FEATURE ARTICLE
Filaments of Light
Pulsed terawatt lasers create some surprising effects when shone through the air—including the channeling of light
Jérôme Kasparian
Next time you give a presentation about your research, take a close
look at the laser pointer you're holding in your hand. How big is
the beam coming out of it? And how large is the spot that it forms?
The answers will, of course, hinge on the particular laser pointer
you're wielding and the distance between podium and screen. Typical
values might be a few millimeters for the beam as it exits the
aperture of the pointer and a centimeter or so for the circle of
light it casts across the auditorium. It takes only a smattering of
physical intuition to guess the reason: Diffraction causes the beam
to diverge.

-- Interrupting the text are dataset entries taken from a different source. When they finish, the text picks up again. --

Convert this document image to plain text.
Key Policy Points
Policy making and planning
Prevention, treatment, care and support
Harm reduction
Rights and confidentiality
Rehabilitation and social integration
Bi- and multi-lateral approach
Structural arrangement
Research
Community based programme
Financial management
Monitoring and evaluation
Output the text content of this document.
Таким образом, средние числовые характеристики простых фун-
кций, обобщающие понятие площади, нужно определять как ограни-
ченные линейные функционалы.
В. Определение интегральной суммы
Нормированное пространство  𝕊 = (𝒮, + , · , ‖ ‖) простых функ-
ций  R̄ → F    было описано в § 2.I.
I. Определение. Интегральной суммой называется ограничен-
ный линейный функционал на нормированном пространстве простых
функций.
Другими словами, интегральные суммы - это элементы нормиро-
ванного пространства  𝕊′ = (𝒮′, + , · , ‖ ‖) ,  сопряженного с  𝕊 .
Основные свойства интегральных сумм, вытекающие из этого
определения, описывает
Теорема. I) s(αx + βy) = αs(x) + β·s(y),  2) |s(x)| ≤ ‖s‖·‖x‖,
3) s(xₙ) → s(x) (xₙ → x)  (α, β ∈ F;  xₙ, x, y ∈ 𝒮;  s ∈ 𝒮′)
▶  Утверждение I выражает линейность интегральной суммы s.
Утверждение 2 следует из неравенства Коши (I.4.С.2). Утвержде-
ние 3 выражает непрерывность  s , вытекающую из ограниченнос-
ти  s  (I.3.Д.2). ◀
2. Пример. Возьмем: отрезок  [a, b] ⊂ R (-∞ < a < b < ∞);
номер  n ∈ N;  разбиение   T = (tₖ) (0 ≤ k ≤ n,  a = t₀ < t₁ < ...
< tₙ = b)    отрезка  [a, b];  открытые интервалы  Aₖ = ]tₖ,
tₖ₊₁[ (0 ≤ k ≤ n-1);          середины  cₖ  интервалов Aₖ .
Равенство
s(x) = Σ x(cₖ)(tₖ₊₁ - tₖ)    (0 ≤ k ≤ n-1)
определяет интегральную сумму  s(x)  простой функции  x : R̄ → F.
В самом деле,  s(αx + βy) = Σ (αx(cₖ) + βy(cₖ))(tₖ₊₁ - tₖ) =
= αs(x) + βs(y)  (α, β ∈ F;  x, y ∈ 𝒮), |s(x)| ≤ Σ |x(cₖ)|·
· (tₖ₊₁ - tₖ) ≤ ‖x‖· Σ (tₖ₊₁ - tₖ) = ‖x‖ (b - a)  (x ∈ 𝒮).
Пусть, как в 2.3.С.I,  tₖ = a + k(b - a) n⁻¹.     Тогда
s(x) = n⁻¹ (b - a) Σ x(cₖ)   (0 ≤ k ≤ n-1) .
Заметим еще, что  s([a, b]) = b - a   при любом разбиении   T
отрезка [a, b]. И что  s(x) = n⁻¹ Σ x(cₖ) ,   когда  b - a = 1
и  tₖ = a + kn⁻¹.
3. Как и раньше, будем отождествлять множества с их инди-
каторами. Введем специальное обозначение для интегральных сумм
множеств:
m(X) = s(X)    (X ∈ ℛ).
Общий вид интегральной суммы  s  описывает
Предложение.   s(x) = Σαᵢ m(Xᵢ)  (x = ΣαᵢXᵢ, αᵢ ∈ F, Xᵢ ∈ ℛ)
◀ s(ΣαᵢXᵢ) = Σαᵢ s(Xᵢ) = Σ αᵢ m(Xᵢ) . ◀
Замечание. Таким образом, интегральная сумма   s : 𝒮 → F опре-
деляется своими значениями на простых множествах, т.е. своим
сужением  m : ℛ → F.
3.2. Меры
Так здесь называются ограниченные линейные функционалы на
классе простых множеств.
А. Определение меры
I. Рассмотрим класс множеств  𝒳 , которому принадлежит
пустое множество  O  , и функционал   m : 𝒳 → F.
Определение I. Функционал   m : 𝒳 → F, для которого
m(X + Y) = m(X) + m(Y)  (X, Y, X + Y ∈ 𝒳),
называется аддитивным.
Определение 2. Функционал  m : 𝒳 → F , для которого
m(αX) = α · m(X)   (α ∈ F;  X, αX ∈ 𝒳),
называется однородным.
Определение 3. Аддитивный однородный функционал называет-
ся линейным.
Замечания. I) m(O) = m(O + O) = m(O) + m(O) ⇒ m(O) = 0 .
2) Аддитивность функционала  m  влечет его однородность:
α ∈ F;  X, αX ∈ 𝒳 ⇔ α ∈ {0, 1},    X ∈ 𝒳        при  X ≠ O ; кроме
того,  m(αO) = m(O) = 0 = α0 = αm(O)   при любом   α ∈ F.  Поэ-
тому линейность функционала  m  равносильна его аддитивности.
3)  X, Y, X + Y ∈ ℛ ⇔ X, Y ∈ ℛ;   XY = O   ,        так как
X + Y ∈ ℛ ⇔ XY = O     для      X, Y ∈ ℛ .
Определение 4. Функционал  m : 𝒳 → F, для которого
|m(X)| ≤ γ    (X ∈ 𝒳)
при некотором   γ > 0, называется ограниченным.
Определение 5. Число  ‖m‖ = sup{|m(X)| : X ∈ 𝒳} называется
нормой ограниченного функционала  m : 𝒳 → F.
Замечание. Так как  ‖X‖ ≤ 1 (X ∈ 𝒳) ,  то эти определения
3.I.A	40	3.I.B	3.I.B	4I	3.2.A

The actual cause may be a little more complicated,
because some laser pointers include a lens that makes the light
converge at a fixed distance from the tip, which leads the beam to
spread out beyond this focal point—more so than if only
diffraction had operated.


Imagine now that your laser pen packed a more powerful
punch—say that the intensity of the beam was a whopping
1012 times that of a typical pointer. What then would the
beam do as it crossed the room? (It's clear enough what it'll do
when it hits the screen—quickly burn a hole). The answer, it
turns out, is anything but intuitive. A laser of sufficient
intensity traveling through air will—all by
itself—engineer a narrow channel, one perhaps a tenth of a
millimeter wide, over which light will propagate for tens or even
hundreds of meters. Such filaments of laser light were first created
a little more than a decade ago, and investigators are just now
beginning to explore a variety of applications for
them—mapping atmospheric pollutants, characterizing materials
at a distance, perhaps one day even controlling lightning.